Betterwood " Advisory » wooden panels » Finger jointing

What does "finger-jointed" mean?

Finger-jointed means that two solid wood parts interlock and are glued by wedge-shaped teeth. This creates an extremely stable and almost distortion-free connection between shorter pieces of wood to a theoretically infinitely long piece of wood.

The Brand

This method is used, for example, with laminated wood panels. They are available with continuous slats and finger-jointed slats. With continuous slats, the individual wooden sticks are glued together lengthwise and go through to the end of the board. In the case of finger-jointed laminated wood panels, the individual slats are finger-jointed together lengthwise. What are the differences?

Teak top 18mm finger-jointed

stability and length

From a technical point of view, there are no serious advantages or disadvantages between continuous and finger-jointed laminated wood panels. However, finger-jointed panels can be a lot more stable.

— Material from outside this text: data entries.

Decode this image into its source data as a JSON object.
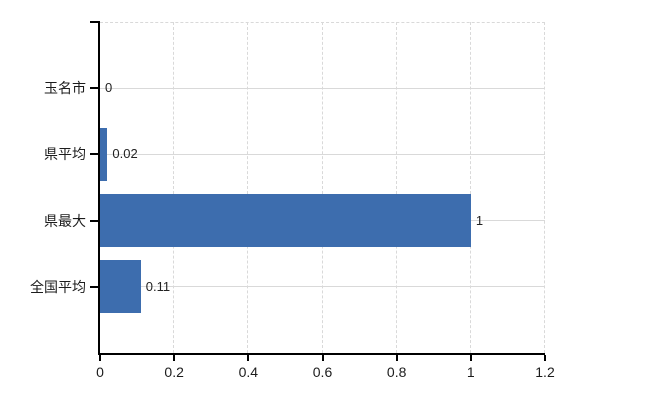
{
  "chart_data": {
    "type": "bar",
    "orientation": "horizontal",
    "title": "",
    "categories": [
      "玉名市",
      "県平均",
      "県最大",
      "全国平均"
    ],
    "values": [
      0,
      0.02,
      1,
      0.11
    ],
    "value_labels": [
      "0",
      "0.02",
      "1",
      "0.11"
    ],
    "x_ticks": [
      0,
      0.2,
      0.4,
      0.6,
      0.8,
      1,
      1.2
    ],
    "x_tick_labels": [
      "0",
      "0.2",
      "0.4",
      "0.6",
      "0.8",
      "1",
      "1.2"
    ],
    "xlim": [
      0,
      1.2
    ],
    "grid": true,
    "gridline_style": {
      "horizontal": "solid",
      "vertical": "dashed",
      "top_border": "dashed"
    },
    "colors": {
      "bar": "#3d6dae",
      "grid": "#d9d9d9",
      "axis": "#000000",
      "text": "#1c1c1c",
      "background": "#ffffff"
    }
  }
}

With some types of tropical wood, finger-jointing is advantageous for another reason: using shorter pieces of wood, which are then finger-jointed, reduces the risk of warping considerably.

Tropical types of wood are significantly denser than domestic types of wood - this is the reason for their enormous durability. However, they also tend to warp when there are temperature fluctuations. Therefore, the care and processing instructions must be observed in order to minimize the risk.

Continuous laminated wood panels are usually no longer than two meters and in most cases rather shorter - at least as far as teak panels are concerned. Finger-jointing makes it possible to produce longer panels, which can be up to three meters long.


In the production of glued wood panels, care is taken to ensure that the wooden sticks used are similar in color and match each other. This is particularly important for finger-jointed glued panels, in order to get a surface that is as smooth as possible, despite the color changes that are typical of wood.

Finger-jointed wood panel surface

environment and prices

Finger-jointed glued panels are a more sustainable and resource-saving product. During production, shorter pieces of wood can also be used and thus as much of the tree as possible is processed.

This is not possible with continuous slats. This also explains the price differences between continuous and finger-jointed wood panels: the waste - the then useless "waste" - in the production of continuous glued wood panels is many times larger. Therefore, such panels are usually more expensive than finger-jointed comparable products.